Post # 1
So I had 85 guests RSVP. My venue always has 5% more chairs than guests just in case which is nice. My grandma was telling me that you always tell the venue a few guests less than RSVP’d because there are always a few that don’t show up. My concern with my venue is, the final number of guests must be given 24 hrs before. If you tell them a different number in less than that or more guests show up to the wedding, there will be a $350 charge. So bees, my question to you is, do I tell me venue 85 guests, do I tell them less than that? Or do I tell them more than that to be safe? Money is very tight and we did the RSVPS as “we have reserved 1 seat for you. 1 of 1 will attend” but you never know if someone will try and bring someone. What should I do?
Post # 3
I’d tell them the exact number.
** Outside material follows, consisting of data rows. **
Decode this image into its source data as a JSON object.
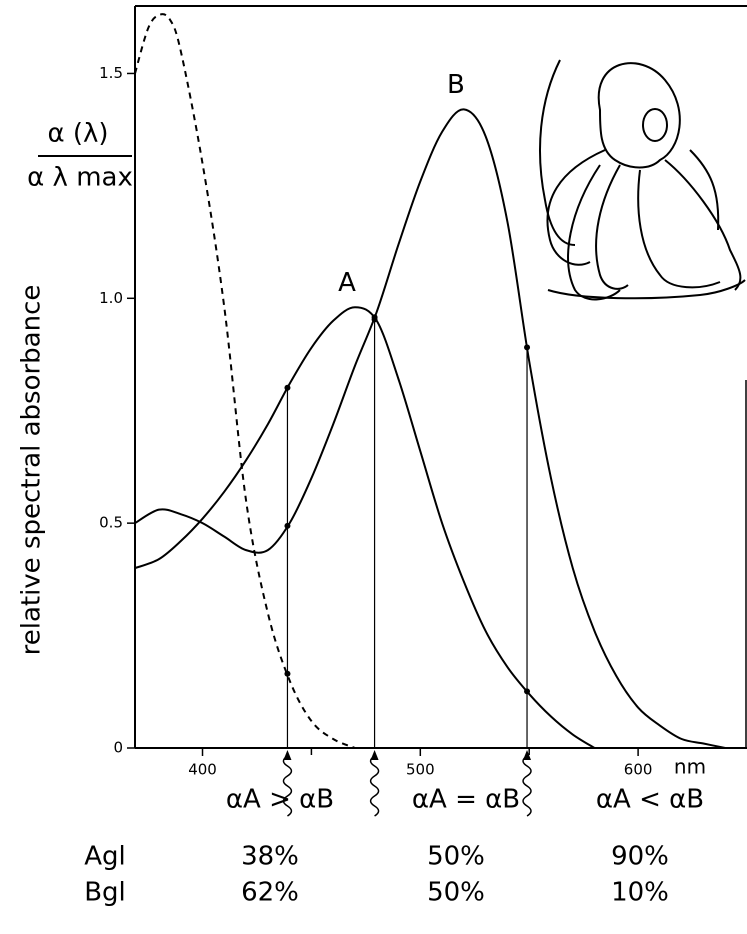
{
  "chart_data": {
    "type": "line",
    "ylabel": "relative spectral absorbance",
    "yfrac_top": "α (λ)",
    "yfrac_bottom": "α λ max",
    "xunit": "nm",
    "xlim": [
      369,
      650
    ],
    "ylim": [
      0,
      1.65
    ],
    "xticks": [
      400,
      500,
      600
    ],
    "xminor_ticks": [
      450,
      550
    ],
    "yticks": [
      0,
      0.5,
      {
        "value": 1,
        "label": "1.0"
      },
      1.5
    ],
    "series": [
      {
        "name": "A",
        "color": "#000",
        "dashed": false,
        "x": [
          369,
          380,
          390,
          400,
          410,
          420,
          430,
          440,
          450,
          460,
          470,
          480,
          490,
          500,
          510,
          520,
          530,
          540,
          550,
          560,
          570,
          580
        ],
        "values": [
          0.4,
          0.42,
          0.46,
          0.51,
          0.57,
          0.64,
          0.72,
          0.81,
          0.89,
          0.95,
          0.98,
          0.95,
          0.82,
          0.66,
          0.5,
          0.37,
          0.26,
          0.18,
          0.12,
          0.07,
          0.03,
          0
        ]
      },
      {
        "name": "B",
        "color": "#000",
        "dashed": false,
        "x": [
          369,
          380,
          390,
          400,
          410,
          420,
          430,
          440,
          450,
          460,
          470,
          480,
          490,
          500,
          510,
          520,
          530,
          540,
          550,
          560,
          570,
          580,
          590,
          600,
          610,
          620,
          630,
          640
        ],
        "values": [
          0.5,
          0.53,
          0.52,
          0.5,
          0.47,
          0.44,
          0.44,
          0.5,
          0.6,
          0.72,
          0.85,
          0.97,
          1.12,
          1.26,
          1.37,
          1.42,
          1.36,
          1.17,
          0.86,
          0.6,
          0.4,
          0.26,
          0.16,
          0.09,
          0.05,
          0.02,
          0.01,
          0
        ]
      },
      {
        "name": null,
        "color": "#000",
        "dashed": true,
        "x": [
          369,
          375,
          380,
          385,
          390,
          400,
          410,
          420,
          430,
          440,
          450,
          460,
          470
        ],
        "values": [
          1.5,
          1.6,
          1.63,
          1.62,
          1.55,
          1.3,
          0.98,
          0.55,
          0.3,
          0.15,
          0.06,
          0.02,
          0
        ]
      }
    ],
    "marker_x": [
      439,
      479,
      549
    ],
    "conditions": [
      "αA > αB",
      "αA = αB",
      "αA < αB"
    ],
    "table_rows": [
      {
        "label": "Agl",
        "cells": [
          "38%",
          "50%",
          "90%"
        ]
      },
      {
        "label": "Bgl",
        "cells": [
          "62%",
          "50%",
          "10%"
        ]
      }
    ]
  }
}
You did include you guys and the wedding party as well, correct?
Post # 4
Tell them 85 for now, as long as your final guarantee isn’t due until 24 hours prior. If you have a few drop out between now and then, let your venue know.
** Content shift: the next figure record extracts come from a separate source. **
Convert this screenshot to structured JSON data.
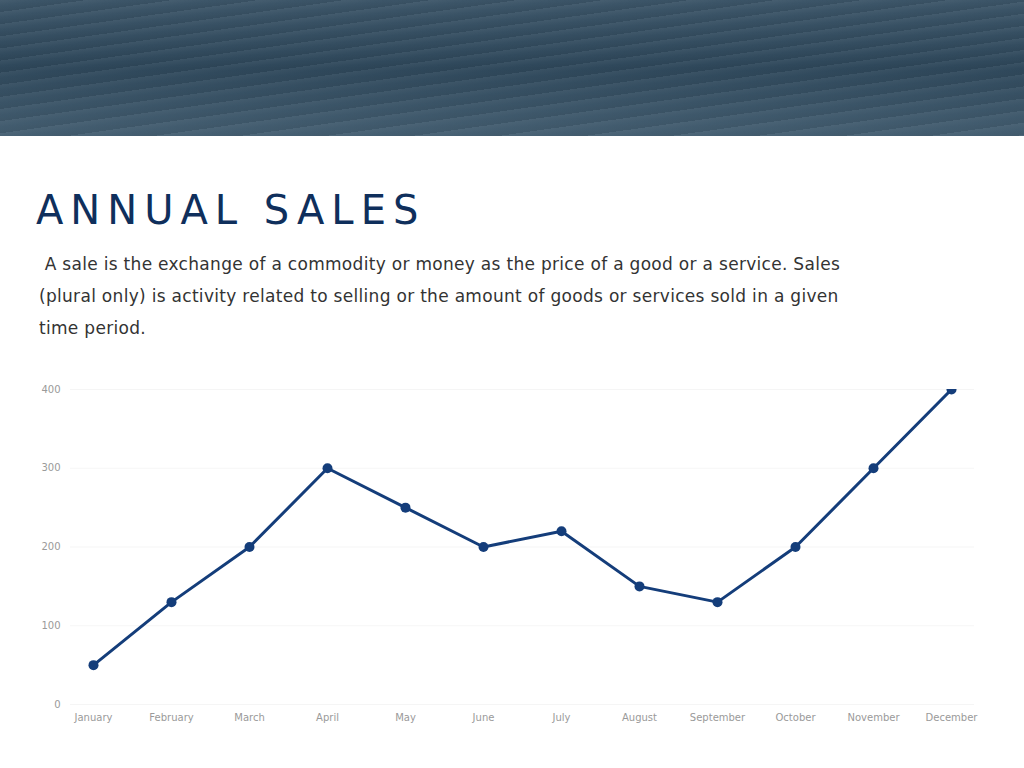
{
  "chart_data": {
    "type": "line",
    "title": "ANNUAL SALES",
    "subtitle": " A sale is the exchange of a commodity or money as the price of a good or a service. Sales (plural only) is activity related to selling or the amount of goods or services sold in a given time period.",
    "categories": [
      "January",
      "February",
      "March",
      "April",
      "May",
      "June",
      "July",
      "August",
      "September",
      "October",
      "November",
      "December"
    ],
    "values": [
      50,
      130,
      200,
      300,
      250,
      200,
      220,
      150,
      130,
      200,
      300,
      400
    ],
    "color": "#143d7a",
    "marker": "circle",
    "line_style": "solid",
    "ylim": [
      0,
      400
    ],
    "yticks": [
      0,
      100,
      200,
      300,
      400
    ],
    "grid": true
  }
}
Do not tell them more or less, and if for some reason a guest brings an extra person – the venue staff will make them a seat somewhere and you’ll be charged (if they’re paying attention) for one additional person + that weird fee. I’ve never seen such a high additional charge before.
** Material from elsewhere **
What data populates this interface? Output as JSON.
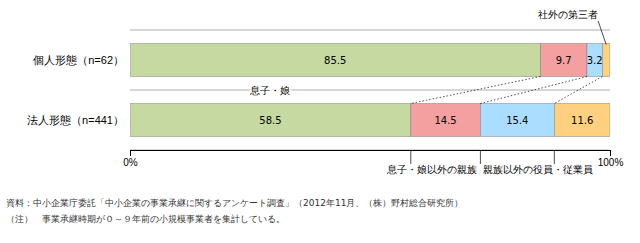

Honestly, I’ve coordinated around 500 or more weddings and I can only think of a couple where we had to add a chair in for someone… and often times we didn’t charge for that extra person jsut because it never made it onto paperwork and by the end of the evening when running billing, it was forgotten.
Post # 5
@missyjane77: Yep 🙂 My only concern is if someone brings an unacocunted guest ot the wedding. That will be a $350 charge but my FI is strict and says, ” then we will tell them to leave as we do not have a seat for them”.
Post # 6
Post # 7
I’d say 85, they will prob let an extra guest slip.
Post # 8
@Tswife4ever: I definitely wouldn’t kick that person out of the reception. I can’t imagine doing that to someone close to me who is important enough to be at my wedding. That would likely end up with at least one angry person leaving with that guest.
Post # 9
Honestly, I agree with your fiance. You told them how many seats are reserved for them, they have no excuse. Put it on your website to double enforce that you would like to spend your wedding day with only your closest friends and family so please stick to the number they RSVP’d with. I don’t think its unfair to tell someone they may not stay if they are unaccounted for.